Im Prinzip müssen wir hier auf den Transmissionsmechanismus zu sprechen kommen - die Frage ist also: Wie kann die Finanzwirtschaft die Realwirtschaft transformieren? Dabei ist vielen nicht so bewusst, dass Versicherer auf Grund ihrer Kapitalanlage bzw. durch das Geld, welches sie aufgrund ihres Geschäftsmodells investieren, natürlich einen großen Einfluss auf andere Unternehmen und Fonds etc. haben. Die Grundidee ist, dass die Finanzwirtschaft (in unserem Fall die Versicherung) über ihre Kapitalanlagen Einfluss auf Unternehmen der Realwirtschaft nimmt, sodass diese sich auf einen CO2-Reduktionspfad begeben, der im Idealfall zu den Pariser Klimazielen passt.

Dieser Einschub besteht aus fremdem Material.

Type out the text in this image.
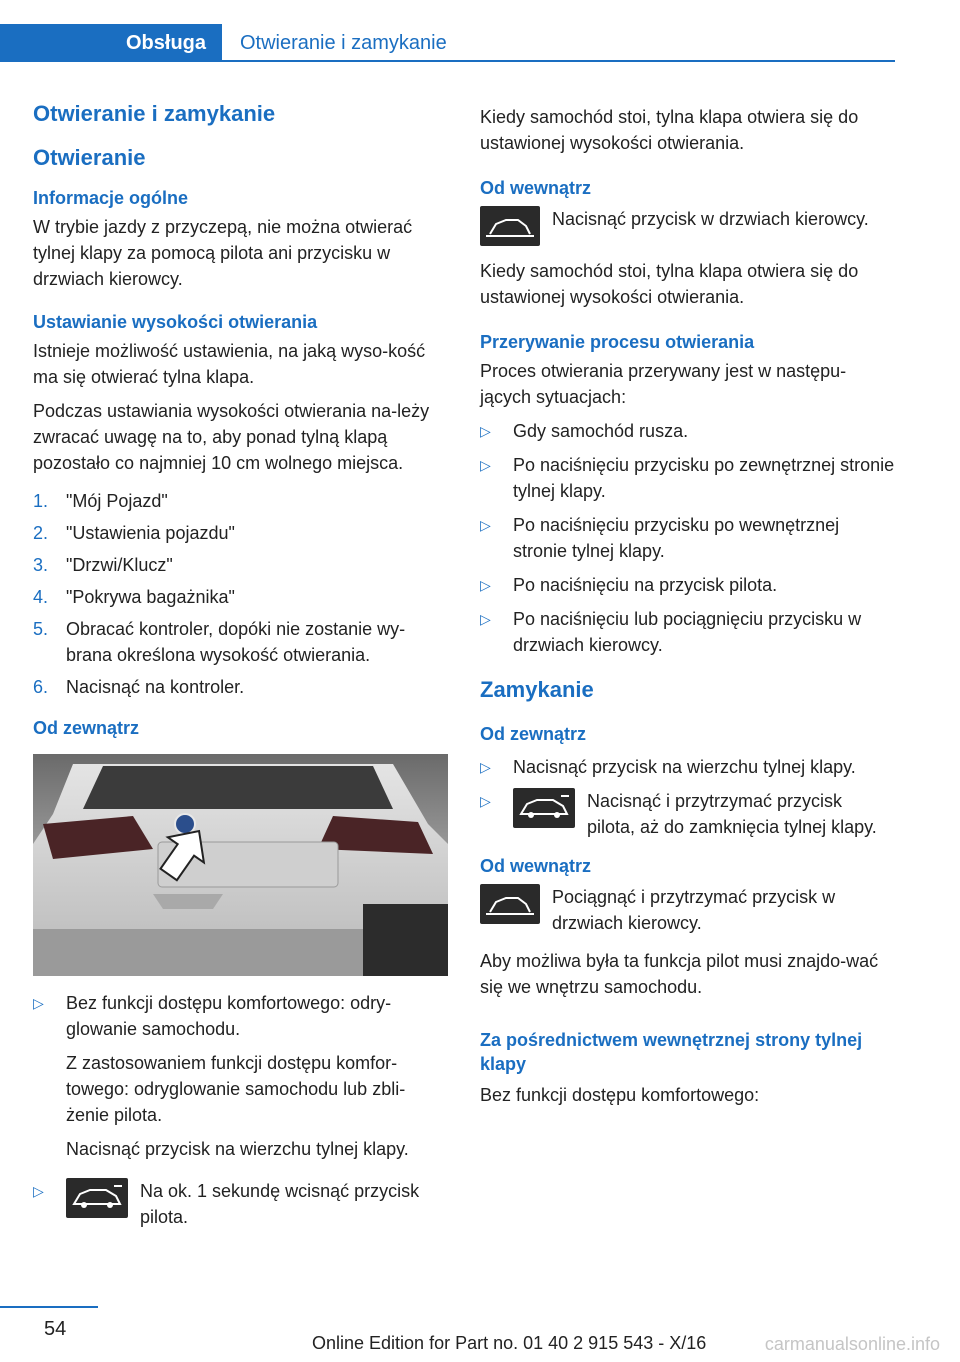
Obsługa	Otwieranie i zamykanie
Otwieranie i zamykanie
Otwieranie
Informacje ogólne

W trybie jazdy z przyczepą, nie można otwierać tylnej klapy za pomocą pilota ani przycisku w drzwiach kierowcy.

Ustawianie wysokości otwierania

Istnieje możliwość ustawienia, na jaką wyso-kość ma się otwierać tylna klapa.

Podczas ustawiania wysokości otwierania na-leży zwracać uwagę na to, aby ponad tylną klapą pozostało co najmniej 10 cm wolnego miejsca.

1. "Mój Pojazd"
2. "Ustawienia pojazdu"
3. "Drzwi/Klucz"
4. "Pokrywa bagażnika"
5. Obracać kontroler, dopóki nie zostanie wy-brana określona wysokość otwierania.
6. Nacisnąć na kontroler.
Od zewnątrz
▷ Bez funkcji dostępu komfortowego: odry-glowanie samochodu.

Z zastosowaniem funkcji dostępu komfor-towego: odryglowanie samochodu lub zbli-żenie pilota.

Nacisnąć przycisk na wierzchu tylnej klapy.

▷	Na ok. 1 sekundę wcisnąć przycisk pilota.

Kiedy samochód stoi, tylna klapa otwiera się do ustawionej wysokości otwierania.

Od wewnątrz
Nacisnąć przycisk w drzwiach kierowcy.

Kiedy samochód stoi, tylna klapa otwiera się do ustawionej wysokości otwierania.

Przerywanie procesu otwierania

Proces otwierania przerywany jest w następu-jących sytuacjach:

▷ Gdy samochód rusza.
▷ Po naciśnięciu przycisku po zewnętrznej stronie tylnej klapy.
▷ Po naciśnięciu przycisku po wewnętrznej stronie tylnej klapy.
▷ Po naciśnięciu na przycisk pilota.
▷ Po naciśnięciu lub pociągnięciu przycisku w drzwiach kierowcy.
Zamykanie
Od zewnątrz
▷ Nacisnąć przycisk na wierzchu tylnej klapy.
▷	Nacisnąć i przytrzymać przycisk pilota, aż do zamknięcia tylnej klapy.
Od wewnątrz
Pociągnąć i przytrzymać przycisk w drzwiach kierowcy.

Aby możliwa była ta funkcja pilot musi znajdo-wać się we wnętrzu samochodu.

Za pośrednictwem wewnętrznej strony tylnej klapy

Bez funkcji dostępu komfortowego:

54
Online Edition for Part no. 01 40 2 915 543 - X/16	carmanualsonline.info
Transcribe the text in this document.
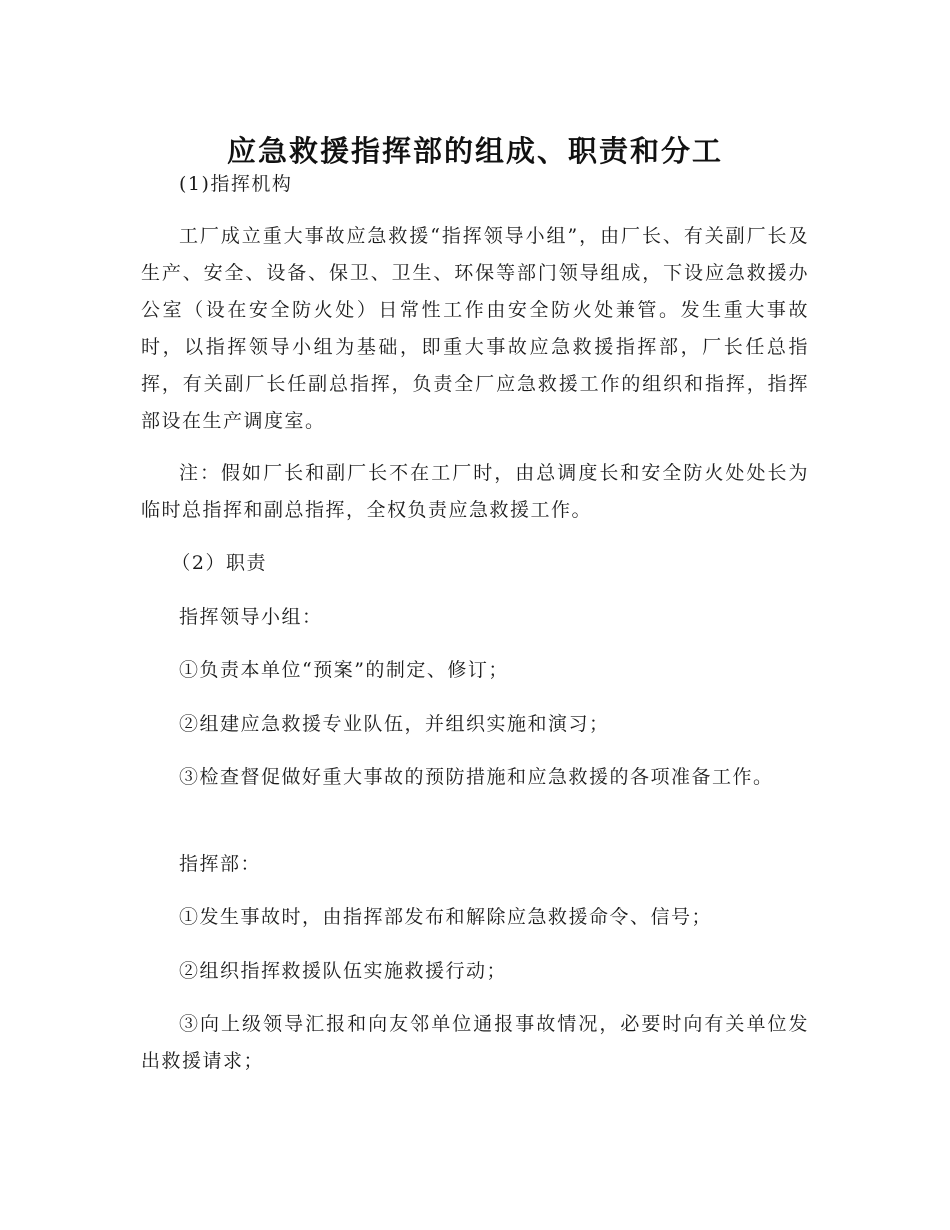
应急救援指挥部的组成、职责和分工

(1)指挥机构

工厂成立重大事故应急救援“指挥领导小组”，由厂长、有关副厂长及生产、安全、设备、保卫、卫生、环保等部门领导组成，下设应急救援办公室（设在安全防火处）日常性工作由安全防火处兼管。发生重大事故时，以指挥领导小组为基础，即重大事故应急救援指挥部，厂长任总指挥，有关副厂长任副总指挥，负责全厂应急救援工作的组织和指挥，指挥部设在生产调度室。

注：假如厂长和副厂长不在工厂时，由总调度长和安全防火处处长为临时总指挥和副总指挥，全权负责应急救援工作。

（2）职责

指挥领导小组：

①负责本单位“预案”的制定、修订；

②组建应急救援专业队伍，并组织实施和演习；

③检查督促做好重大事故的预防措施和应急救援的各项准备工作。

指挥部：

①发生事故时，由指挥部发布和解除应急救援命令、信号；

②组织指挥救援队伍实施救援行动；

③向上级领导汇报和向友邻单位通报事故情况，必要时向有关单位发出救援请求；
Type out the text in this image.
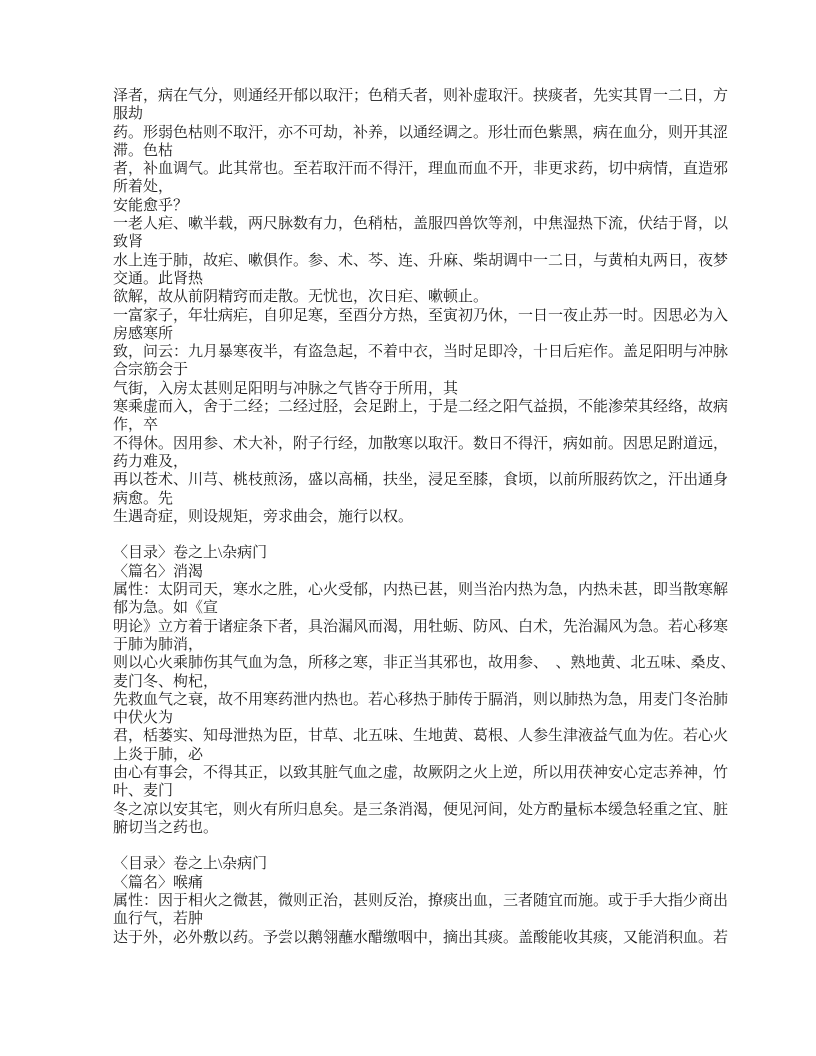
泽者，病在气分，则通经开郁以取汗；色稍夭者，则补虚取汗。挟痰者，先实其胃一二日，方
服劫
药。形弱色枯则不取汗，亦不可劫，补养，以通经调之。形壮而色紫黑，病在血分，则开其涩
滞。色枯
者，补血调气。此其常也。至若取汗而不得汗，理血而血不开，非更求药，切中病情，直造邪
所着处，
安能愈乎？
一老人疟、嗽半载，两尺脉数有力，色稍枯，盖服四兽饮等剂，中焦湿热下流，伏结于肾，以
致肾
水上连于肺，故疟、嗽俱作。参、术、芩、连、升麻、柴胡调中一二日，与黄柏丸两日，夜梦
交通。此肾热
欲解，故从前阴精窍而走散。无忧也，次日疟、嗽顿止。
一富家子，年壮病疟，自卯足寒，至酉分方热，至寅初乃休，一日一夜止苏一时。因思必为入
房感寒所
致，问云：九月暴寒夜半，有盗急起，不着中衣，当时足即冷，十日后疟作。盖足阳明与冲脉
合宗筋会于
气街，入房太甚则足阳明与冲脉之气皆夺于所用，其
寒乘虚而入，舍于二经；二经过胫，会足跗上，于是二经之阳气益损，不能渗荣其经络，故病
作，卒
不得休。因用参、术大补，附子行经，加散寒以取汗。数日不得汗，病如前。因思足跗道远，
药力难及，
再以苍术、川芎、桃枝煎汤，盛以高桶，扶坐，浸足至膝，食顷，以前所服药饮之，汗出通身
病愈。先
生遇奇症，则设规矩，旁求曲会，施行以权。

〈目录〉卷之上\杂病门
〈篇名〉消渴
属性：太阴司天，寒水之胜，心火受郁，内热已甚，则当治内热为急，内热未甚，即当散寒解
郁为急。如《宣
明论》立方着于诸症条下者，具治漏风而渴，用牡蛎、防风、白术，先治漏风为急。若心移寒
于肺为肺消，
则以心火乘肺伤其气血为急，所移之寒，非正当其邪也，故用参、　、熟地黄、北五味、桑皮、
麦门冬、枸杞，
先救血气之衰，故不用寒药泄内热也。若心移热于肺传于膈消，则以肺热为急，用麦门冬治肺
中伏火为
君，栝蒌实、知母泄热为臣，甘草、北五味、生地黄、葛根、人参生津液益气血为佐。若心火
上炎于肺，必
由心有事会，不得其正，以致其脏气血之虚，故厥阴之火上逆，所以用茯神安心定志养神，竹
叶、麦门
冬之凉以安其宅，则火有所归息矣。是三条消渴，便见河间，处方酌量标本缓急轻重之宜、脏
腑切当之药也。

〈目录〉卷之上\杂病门
〈篇名〉喉痛
属性：因于相火之微甚，微则正治，甚则反治，撩痰出血，三者随宜而施。或于手大指少商出
血行气，若肿
达于外，必外敷以药。予尝以鹅翎蘸水醋缴咽中，摘出其痰。盖酸能收其痰，又能消积血。若
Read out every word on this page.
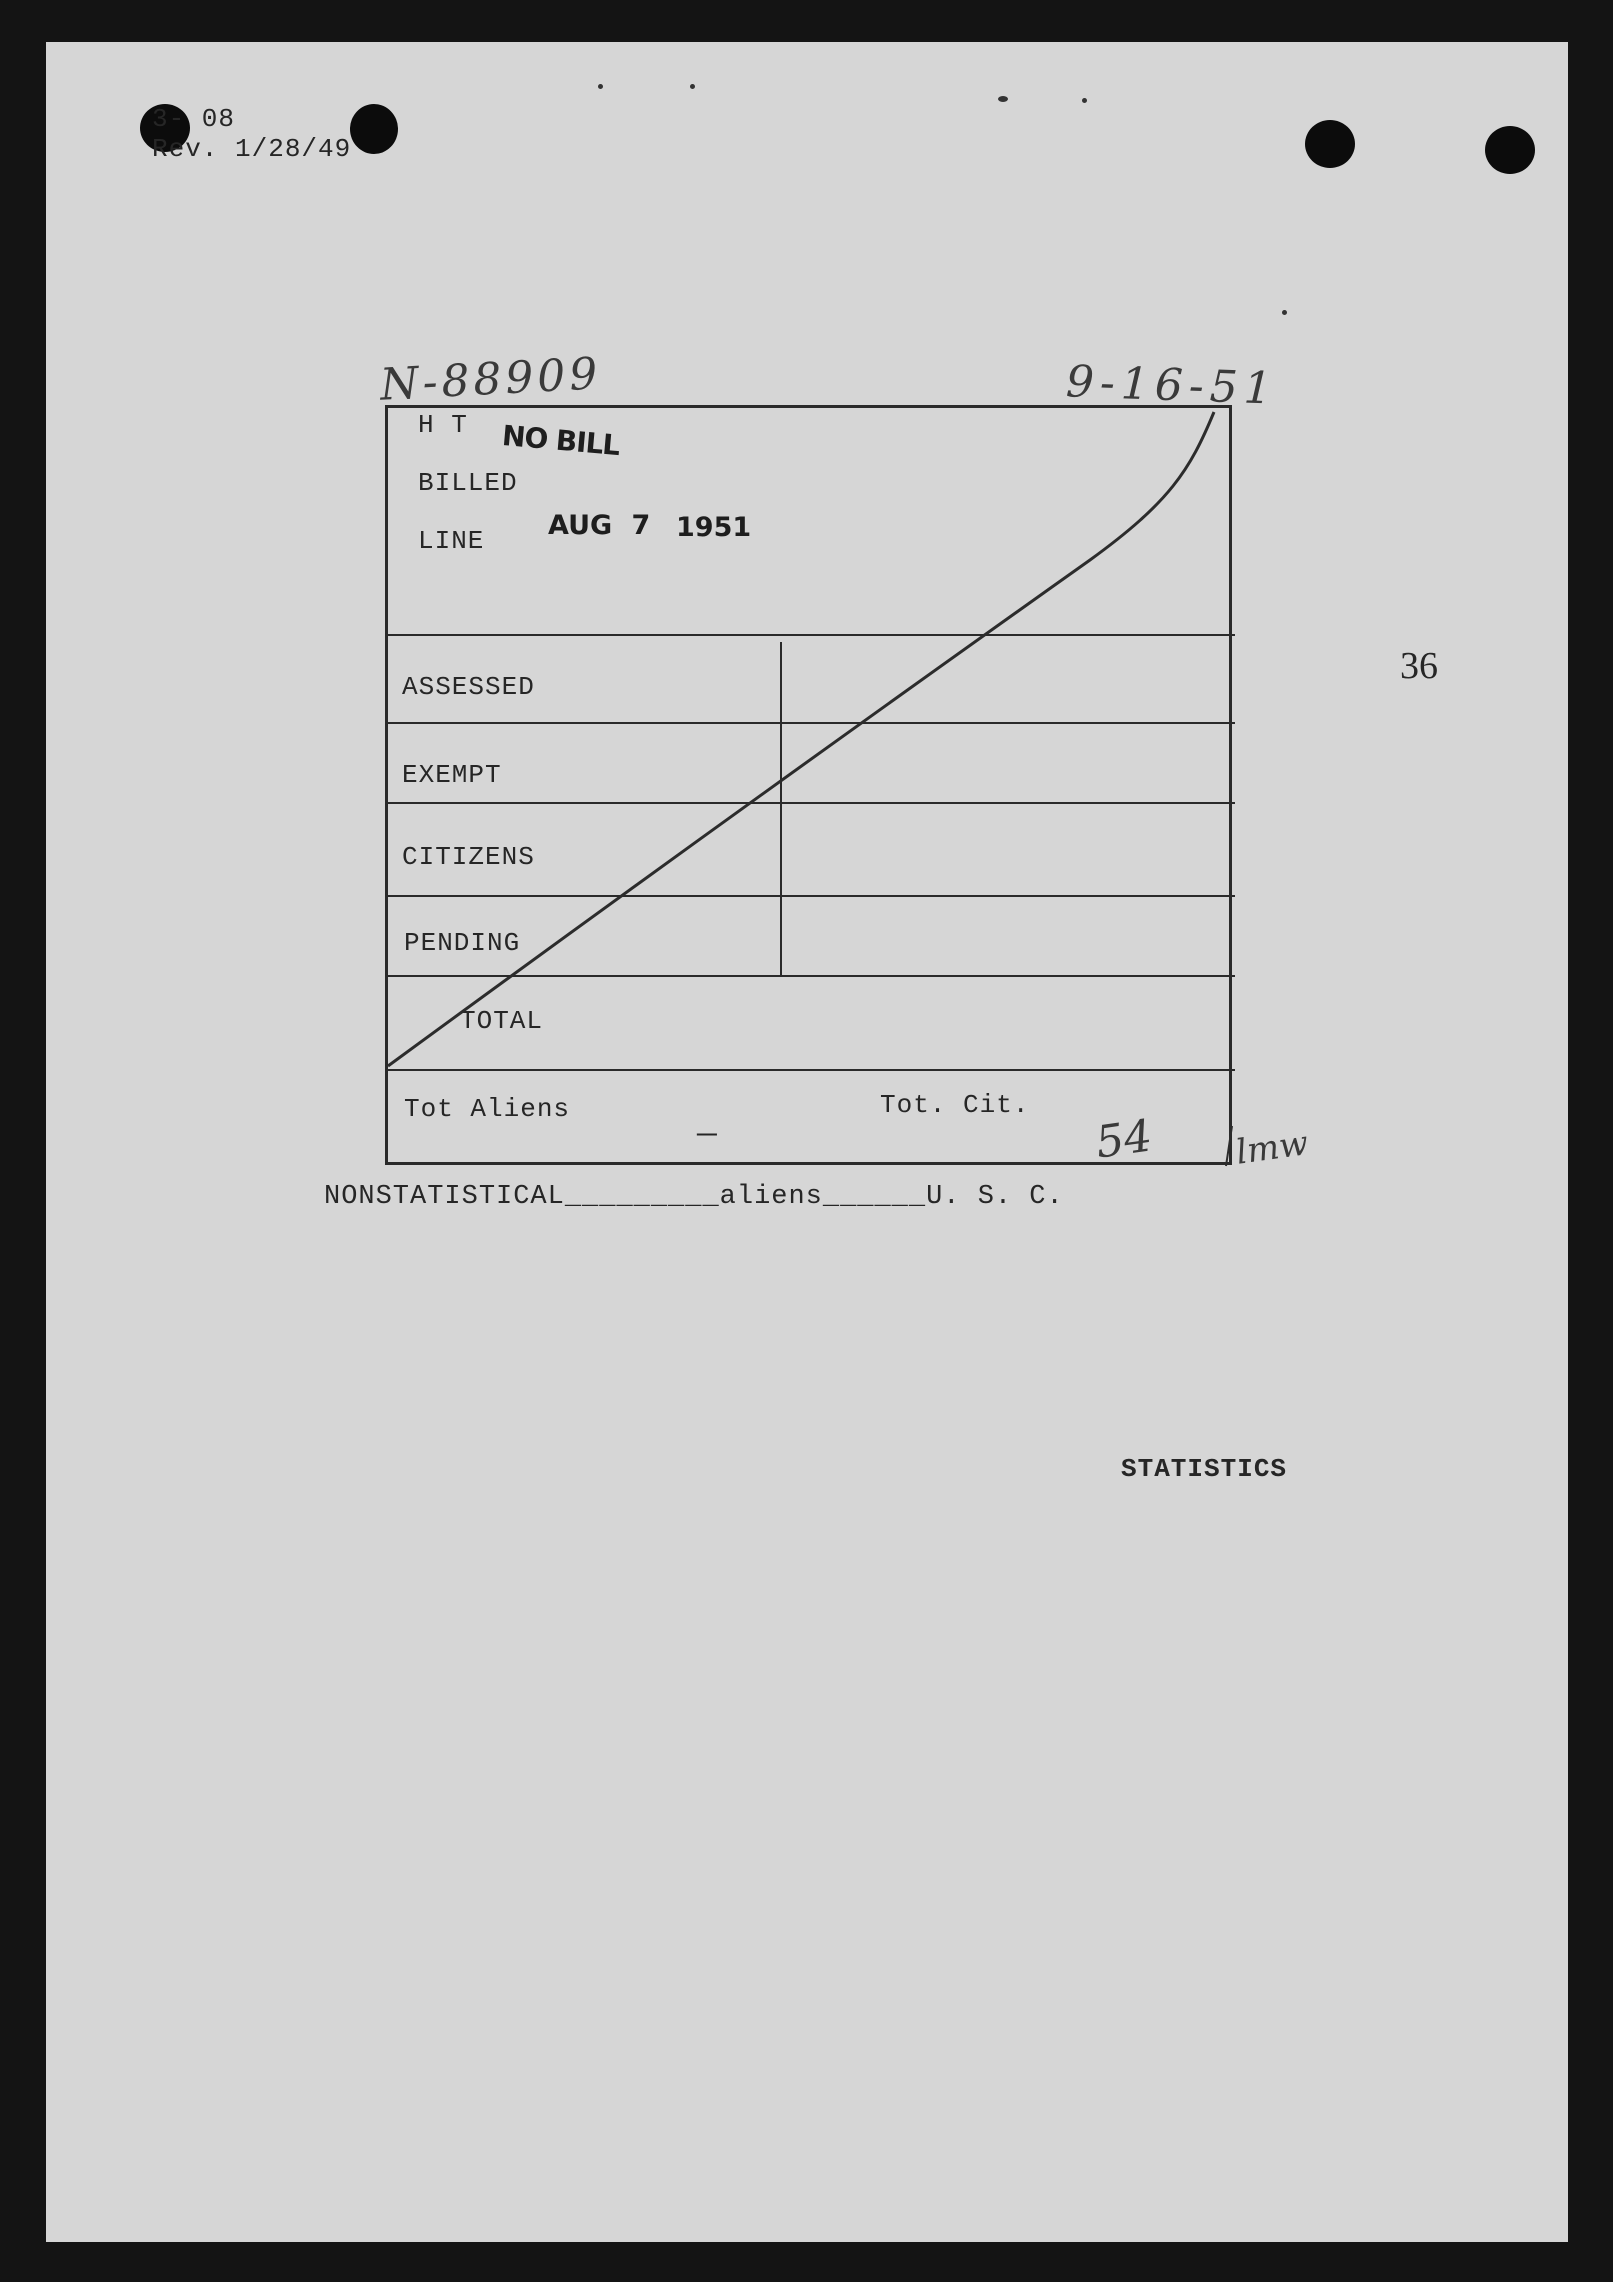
3- 08
Rev. 1/28/49
N-88909	9-16-51
H T
BILLED
LINE
NO BILL
AUG 7 1951
ASSESSED
EXEMPT
CITIZENS
PENDING
TOTAL
Tot Aliens
—
Tot. Cit.
54 lmw
NONSTATISTICAL_________aliens______U. S. C.
36
STATISTICS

Wie kann man als Versicherung Einfluss auf Unternehmen der Realwirtschaft nehmen?


Wir nehmen Einfluss, indem wir uns mit anderen Investoren zusammentun. Denn wie Du schon gesagt hast: Alleine haben wir einen ganz kleinen Anteil an Unternehmen. Wir tun uns mit anderen zusammen, indem wir mit ihnen Stimmrechte ausüben. Hierbei verlassen wir uns auf große Aggregatoren, die dann die Beschlussvorlagen bei Hauptversammlungen nach klimarelevanten Themen untersuchen und uns dann Empfehlungen abgeben, wie man als Investor abstimmen soll. Dieser Initiative haben wir uns angeschlossen. Also wird da, wo wir Stimmrechte haben, immer im Sinne der CO2-Emissionen abgestimmt, also aus dem Eigenkapital (wo wir Aktien haben). Wir glauben allerdings auch, dass wir als Fremdkapitalgeber und das ist für uns ja der viel größere Anteil der Investitionen, Einfluss haben. Auch da sind in den letzten Jahren Plattformen entstanden, bei denen man sich anschließen kann. Beispielsweise "Climate Action 100+" ist eine sehr prominente Plattform, auf der es darum geht, sich über die Plattform Mandate von Fremdkapitalgebern zu holen und dann in das Engagement mit den Unternehmen zu gehen, um sie dahin zu drängen, möglichst schnell CO2 zu reduzieren.

Wie reagieren Unternehmen auf die nachhaltige Unterstützung?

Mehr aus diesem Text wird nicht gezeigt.